Hi folks, first post here. I found ya'll searching info on my SM500. I bought it new in the 80s. The 24"/26" wheel setup as you know. Mine has a full Deore XT drive train with cranks. The BMX size seat post. The rollercam brakes but these are not labeled Suntour or anything for that matter. The bike is grey with pink graphics.... the Cannondale Logo in pink on the headset. Not sure is it's a 500 or 600....any info you have would be fun to know. I had no idea it marked Cannondale first MTBs.... it has just been one of my bikes. It's been up Mt Shasta, The Tahoes and Wine country.....but mostly tossed around Atlantas Soapcreek back in the day. It's not for sale....just found new respect for it reading and would like to know more. Number on frame is #20010887155
I'll try and get pics up soon if you are interested...~peter
I ditched the pink stem years ago.....replaced it with a Girvin (?) shock post.


----------



## Cactus Jack (Nov 29, 2005)

Welcome aboard:

Have you checked out the vintagecannondale.com ?
Wealth of info on a bunch of Cdales, including yours, and scans of past Cdale catalogs!


----------



## MendonCycleSmith (Feb 10, 2005)

nolabass said:


> I'll try and get pics up soon if you are interested...

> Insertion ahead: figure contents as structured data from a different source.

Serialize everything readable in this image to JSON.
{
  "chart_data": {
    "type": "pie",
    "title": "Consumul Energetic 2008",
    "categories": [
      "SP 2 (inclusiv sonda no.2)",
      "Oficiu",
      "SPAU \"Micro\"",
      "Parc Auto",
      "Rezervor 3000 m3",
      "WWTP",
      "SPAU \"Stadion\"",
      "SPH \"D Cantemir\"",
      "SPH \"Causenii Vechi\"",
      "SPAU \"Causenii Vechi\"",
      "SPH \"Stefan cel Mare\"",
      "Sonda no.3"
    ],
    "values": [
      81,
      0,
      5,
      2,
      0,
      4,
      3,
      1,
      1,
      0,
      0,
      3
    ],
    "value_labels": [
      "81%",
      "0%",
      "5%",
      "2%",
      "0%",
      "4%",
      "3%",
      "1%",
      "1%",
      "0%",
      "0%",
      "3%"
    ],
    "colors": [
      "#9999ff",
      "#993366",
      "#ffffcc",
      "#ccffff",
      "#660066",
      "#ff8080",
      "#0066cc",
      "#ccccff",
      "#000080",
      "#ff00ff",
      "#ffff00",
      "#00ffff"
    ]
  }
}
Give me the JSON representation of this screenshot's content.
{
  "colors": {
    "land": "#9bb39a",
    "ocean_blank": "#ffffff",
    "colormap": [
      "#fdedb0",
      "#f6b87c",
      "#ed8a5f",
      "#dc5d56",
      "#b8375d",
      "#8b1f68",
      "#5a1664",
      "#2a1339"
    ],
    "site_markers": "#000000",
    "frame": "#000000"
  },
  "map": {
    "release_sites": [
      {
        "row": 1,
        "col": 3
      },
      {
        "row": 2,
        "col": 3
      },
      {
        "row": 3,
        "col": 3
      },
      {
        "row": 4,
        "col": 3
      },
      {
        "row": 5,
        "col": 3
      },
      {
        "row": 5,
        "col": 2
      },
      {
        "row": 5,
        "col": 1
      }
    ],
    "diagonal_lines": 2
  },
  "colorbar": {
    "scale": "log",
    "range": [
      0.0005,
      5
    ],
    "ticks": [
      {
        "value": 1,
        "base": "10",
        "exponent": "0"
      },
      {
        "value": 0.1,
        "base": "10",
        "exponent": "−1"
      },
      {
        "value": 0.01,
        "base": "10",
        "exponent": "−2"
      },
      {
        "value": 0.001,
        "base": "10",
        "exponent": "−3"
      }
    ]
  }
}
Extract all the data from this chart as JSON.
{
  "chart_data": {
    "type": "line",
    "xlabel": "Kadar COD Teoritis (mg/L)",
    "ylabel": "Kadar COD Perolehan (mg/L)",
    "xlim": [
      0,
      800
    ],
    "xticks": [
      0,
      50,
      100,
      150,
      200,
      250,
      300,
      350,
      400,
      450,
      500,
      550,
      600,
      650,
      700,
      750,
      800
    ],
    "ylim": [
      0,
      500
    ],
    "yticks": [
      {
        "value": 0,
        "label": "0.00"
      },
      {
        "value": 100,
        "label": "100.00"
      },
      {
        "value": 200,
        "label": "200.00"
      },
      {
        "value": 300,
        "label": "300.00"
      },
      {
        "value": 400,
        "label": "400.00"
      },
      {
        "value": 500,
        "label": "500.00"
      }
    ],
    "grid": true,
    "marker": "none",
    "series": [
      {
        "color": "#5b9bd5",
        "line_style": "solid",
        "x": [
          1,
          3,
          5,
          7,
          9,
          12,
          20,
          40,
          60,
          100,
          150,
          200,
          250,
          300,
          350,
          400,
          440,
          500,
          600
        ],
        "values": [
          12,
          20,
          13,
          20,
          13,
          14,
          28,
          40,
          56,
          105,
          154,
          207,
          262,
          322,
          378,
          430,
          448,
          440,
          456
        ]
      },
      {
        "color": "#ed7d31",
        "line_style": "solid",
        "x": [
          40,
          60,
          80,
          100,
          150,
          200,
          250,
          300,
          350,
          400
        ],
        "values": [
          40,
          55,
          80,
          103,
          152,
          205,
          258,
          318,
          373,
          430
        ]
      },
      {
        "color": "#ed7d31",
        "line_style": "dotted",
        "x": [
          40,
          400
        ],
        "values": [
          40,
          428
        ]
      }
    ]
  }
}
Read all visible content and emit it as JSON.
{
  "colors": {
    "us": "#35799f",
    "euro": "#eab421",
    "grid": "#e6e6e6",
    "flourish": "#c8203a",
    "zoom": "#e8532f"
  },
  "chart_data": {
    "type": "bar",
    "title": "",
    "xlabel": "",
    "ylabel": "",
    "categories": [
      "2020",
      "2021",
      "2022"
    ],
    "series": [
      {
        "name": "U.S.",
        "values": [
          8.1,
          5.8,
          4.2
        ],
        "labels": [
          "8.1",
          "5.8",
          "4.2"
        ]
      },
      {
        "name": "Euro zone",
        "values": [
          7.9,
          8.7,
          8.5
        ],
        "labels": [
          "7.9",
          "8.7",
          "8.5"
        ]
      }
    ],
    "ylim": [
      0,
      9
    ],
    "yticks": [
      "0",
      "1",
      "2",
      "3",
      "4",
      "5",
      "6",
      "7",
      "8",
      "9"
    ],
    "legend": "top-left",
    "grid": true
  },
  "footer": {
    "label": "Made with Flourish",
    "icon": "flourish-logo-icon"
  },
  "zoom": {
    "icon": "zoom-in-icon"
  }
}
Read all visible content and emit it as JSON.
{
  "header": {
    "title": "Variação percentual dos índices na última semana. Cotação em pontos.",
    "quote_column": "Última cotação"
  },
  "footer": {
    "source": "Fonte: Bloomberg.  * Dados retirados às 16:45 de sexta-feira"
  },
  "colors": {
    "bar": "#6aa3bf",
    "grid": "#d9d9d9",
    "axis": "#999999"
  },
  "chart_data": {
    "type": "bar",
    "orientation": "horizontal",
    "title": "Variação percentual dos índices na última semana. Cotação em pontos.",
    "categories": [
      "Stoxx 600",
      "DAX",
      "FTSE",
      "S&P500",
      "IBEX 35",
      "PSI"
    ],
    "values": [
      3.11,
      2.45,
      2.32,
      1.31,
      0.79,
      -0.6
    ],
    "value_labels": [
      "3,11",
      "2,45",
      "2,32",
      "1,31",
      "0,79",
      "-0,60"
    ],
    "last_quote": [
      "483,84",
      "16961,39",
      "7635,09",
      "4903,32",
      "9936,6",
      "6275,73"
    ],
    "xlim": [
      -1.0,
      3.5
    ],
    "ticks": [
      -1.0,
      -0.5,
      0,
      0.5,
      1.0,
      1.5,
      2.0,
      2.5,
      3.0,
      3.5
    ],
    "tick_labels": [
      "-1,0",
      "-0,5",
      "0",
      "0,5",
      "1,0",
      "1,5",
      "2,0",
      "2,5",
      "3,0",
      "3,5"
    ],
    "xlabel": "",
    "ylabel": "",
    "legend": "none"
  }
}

Um, yeah, we want pics! You're showing up to a Halloween party without a costume right now


----------



## Jake January (Sep 12, 2014)

MendonCycleSmith said:


> Um, yeah, we want pics! You're showing up to a Halloween party without a costume right now


Warning 10 year old thread bump.

Yes I want some pictures too, but back in 1984 when I bought my SM500, digital cameras didn't exist.
Mountain bikes weren't a thing yet.
Heck the only internet was a handfull of geeks at Dartmouth and MIT.

The SM 500 was cool because of the 24" rear and 26" front.
I used to ride along the Apalachian trail long before any rules existed...
35 years ago! Cell phones didn't exist and eMTB not even imagined yet...


----------